Now I can compute the MGF of $V$ as follows:
\begin{align*} \mathbb{E}[e^{tV}] = \mathbb{E}[e^{t(X^{2} + Y^{2})}] = \mathbb{E}[e^{tX^{2}}] \cdot \mathbb{E}[e^{tY^{2}}] \\ = M_{X^{2}}(t) \cdot M_{Y^{2}}(t), \end{align*}
To proceed, I need the mgf of $X^{2}$ and $Y^{2}$. So, maybe is there an easier way to approach this problem? If not, how would I proceed. Then, at the end, I can just multiply the two mgf I found individually? I'm not sure if this approach is correct though, as it would assume $U$ and $V$ to be independent.
The joint moment generating function of $U$ and $V$ is given by
$$\mathbb{E}[e^{sU + tV}] $$
You have written down the joint MGF correctly. Now just plug in the definitions of $U$ and $V$, and keep going, using independence where you can to simplify things.

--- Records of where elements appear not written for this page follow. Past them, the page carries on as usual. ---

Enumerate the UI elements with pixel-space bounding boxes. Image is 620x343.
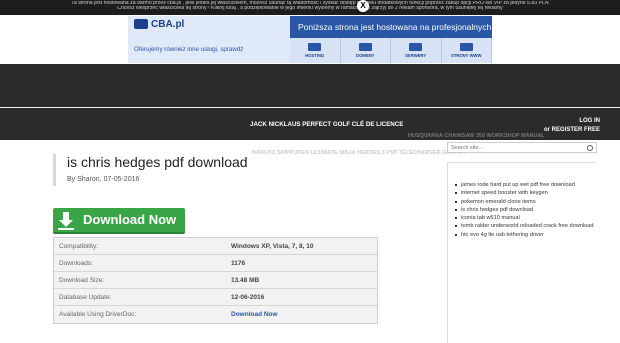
header-divider	[0, 107, 620, 108]
banner-left-panel: CBA.pl Oferujemy również inne usługi, sp…	[128, 16, 290, 63]
table-row: Available Using DriverDoc: Download Now	[54, 306, 377, 323]
hosting-notice-bar: Ta strona jest hostowana za darmo przez …	[0, 0, 620, 15]
download-arrow-icon	[58, 212, 74, 230]
info-label: Available Using DriverDoc:	[59, 311, 137, 318]
banner-product-domains[interactable]: DOMENY	[341, 38, 391, 63]
window-icon	[459, 43, 473, 51]
list-item[interactable]: tomb raider underworld reloaded crack fr…	[449, 222, 595, 230]
notice-line-2: Chcesz wesprzeć właściciela tej strony? …	[117, 6, 503, 11]
list-item[interactable]: is chris hedges pdf download	[449, 206, 595, 214]
banner-product-servers[interactable]: SERWERY	[391, 38, 442, 63]
banner-product-label: SERWERY	[405, 53, 427, 58]
post-meta: By Sharon, 07-05-2016	[67, 176, 140, 183]
info-label: Database Update:	[59, 294, 112, 301]
ad-banner[interactable]: CBA.pl Oferujemy również inne usługi, sp…	[128, 16, 492, 63]
nav-link-secondary[interactable]: HUSQVARNA CHAINSAW 350 WORKSHOP MANUAL	[408, 133, 545, 139]
server-icon	[308, 43, 322, 51]
driverdoc-download-link[interactable]: Download Now	[231, 311, 278, 318]
banner-tagline: Oferujemy również inne usługi, sprawdź	[134, 46, 244, 53]
cba-logo-icon	[134, 19, 148, 30]
banner-products: HOSTING DOMENY SERWERY STRONY WWW	[290, 38, 492, 63]
login-link[interactable]: LOG IN	[544, 117, 600, 126]
search-icon[interactable]	[587, 145, 593, 151]
list-item[interactable]: htc evo 4g lte usb tethering driver	[449, 231, 595, 239]
related-links-list: james rode hard put up wet pdf free down…	[449, 181, 595, 239]
list-item[interactable]: internet speed booster with keygen	[449, 189, 595, 197]
nav-link-main[interactable]: JACK NICKLAUS PERFECT GOLF CLÉ DE LICENC…	[250, 121, 403, 128]
banner-product-websites[interactable]: STRONY WWW	[442, 38, 492, 63]
info-value: 1176	[231, 260, 246, 267]
download-button-label: Download Now	[83, 212, 177, 227]
page-title: is chris hedges pdf download	[67, 154, 248, 170]
info-value: Windows XP, Vista, 7, 8, 10	[231, 243, 314, 250]
nav-link-tertiary[interactable]: NARUTO SHIPPUDEN ULTIMATE NINJA HEROES 3…	[252, 150, 466, 156]
search-input[interactable]	[451, 145, 571, 151]
account-links: LOG IN or REGISTER FREE	[544, 117, 600, 135]
rack-icon	[409, 43, 423, 51]
list-item[interactable]: iconia tab w510 manual	[449, 214, 595, 222]
table-row: Downloads: 1176	[54, 255, 377, 272]
table-row: Compatibility: Windows XP, Vista, 7, 8, …	[54, 238, 377, 255]
register-link[interactable]: or REGISTER FREE	[544, 126, 600, 135]
info-value: 13.48 MB	[231, 277, 260, 284]
file-info-table: Compatibility: Windows XP, Vista, 7, 8, …	[53, 237, 378, 324]
globe-icon	[358, 43, 372, 51]
search-box	[447, 142, 597, 153]
banner-product-label: STRONY WWW	[451, 53, 482, 58]
site-header	[0, 64, 620, 140]
banner-product-label: DOMENY	[356, 53, 375, 58]
table-row: Download Size: 13.48 MB	[54, 272, 377, 289]
close-notice-button[interactable]: X	[357, 0, 369, 12]
list-item[interactable]: pokemon emerald clone items	[449, 198, 595, 206]
cba-logo: CBA.pl	[134, 19, 184, 30]
cba-logo-text: CBA.pl	[151, 19, 185, 30]
banner-product-hosting[interactable]: HOSTING	[290, 38, 341, 63]
info-value: 12-06-2016	[231, 294, 265, 301]
info-label: Compatibility:	[59, 243, 99, 250]
banner-product-label: HOSTING	[305, 53, 325, 58]
table-row: Database Update: 12-06-2016	[54, 289, 377, 306]
info-label: Download Size:	[59, 277, 105, 284]
list-item[interactable]: james rode hard put up wet pdf free down…	[449, 181, 595, 189]
banner-headline: Poniższa strona jest hostowana na profes…	[298, 22, 492, 32]
title-accent-bar	[53, 154, 56, 186]
info-label: Downloads:	[59, 260, 93, 267]
download-now-button[interactable]: Download Now	[53, 208, 185, 234]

To compute the last term, I believe you can compute the integral directly, i.e. $$E[e^{sX+tX^2}] = \int_{-\infty}^\infty e^{sx+tx^2} f(x) \, dx = \frac{1}{\sqrt{2\pi}} \int_{-\infty}^\infty e^{sx + tx^2 - x^2/2} \, dx.$$ You might need to do some casework (e.g., when $t=1/2$ this integral diverges, etc.).
Edit:
When $t \ge 1/2$, I believe the integral $\int_{-\infty}^\infty e^{sx + (t - \frac{1}{2}) x^2} \, dx$ diverges. When $t < 1/2$ we can write $$sx + tx^2 - x^2/2 = -\frac{(x-\mu)^2}{2\sigma^2} + c$$ where $\mu = \frac{s}{1-2t}$ and $\sigma^2 = \frac{1}{1-2t}$ and $c = \frac{s^2}{2(1-2t)}$. So the integral is $$\frac{1}{\sqrt{2\pi}}\int_{-\infty}^\infty e^{sx + tx^2 - x^2/2} \, dx = \frac{1}{\sqrt{2\pi}} e^c \int_{-\infty}^\infty e^{-\frac{(x-\mu)^2}{2\sigma^2}} \, dx = \frac{1}{\sqrt{2\pi}} e^c \sqrt{2 \pi \sigma^2} = \frac{1}{\sqrt{1-2t}} \exp\left(\frac{s^2}{2(1-2t)}\right).$$ It seems like the final answer is thus $$\frac{1}{1-2t} \exp\left(\frac{s^2}{1-2t}\right), \qquad t < 1/2$$ but I may have made some typos.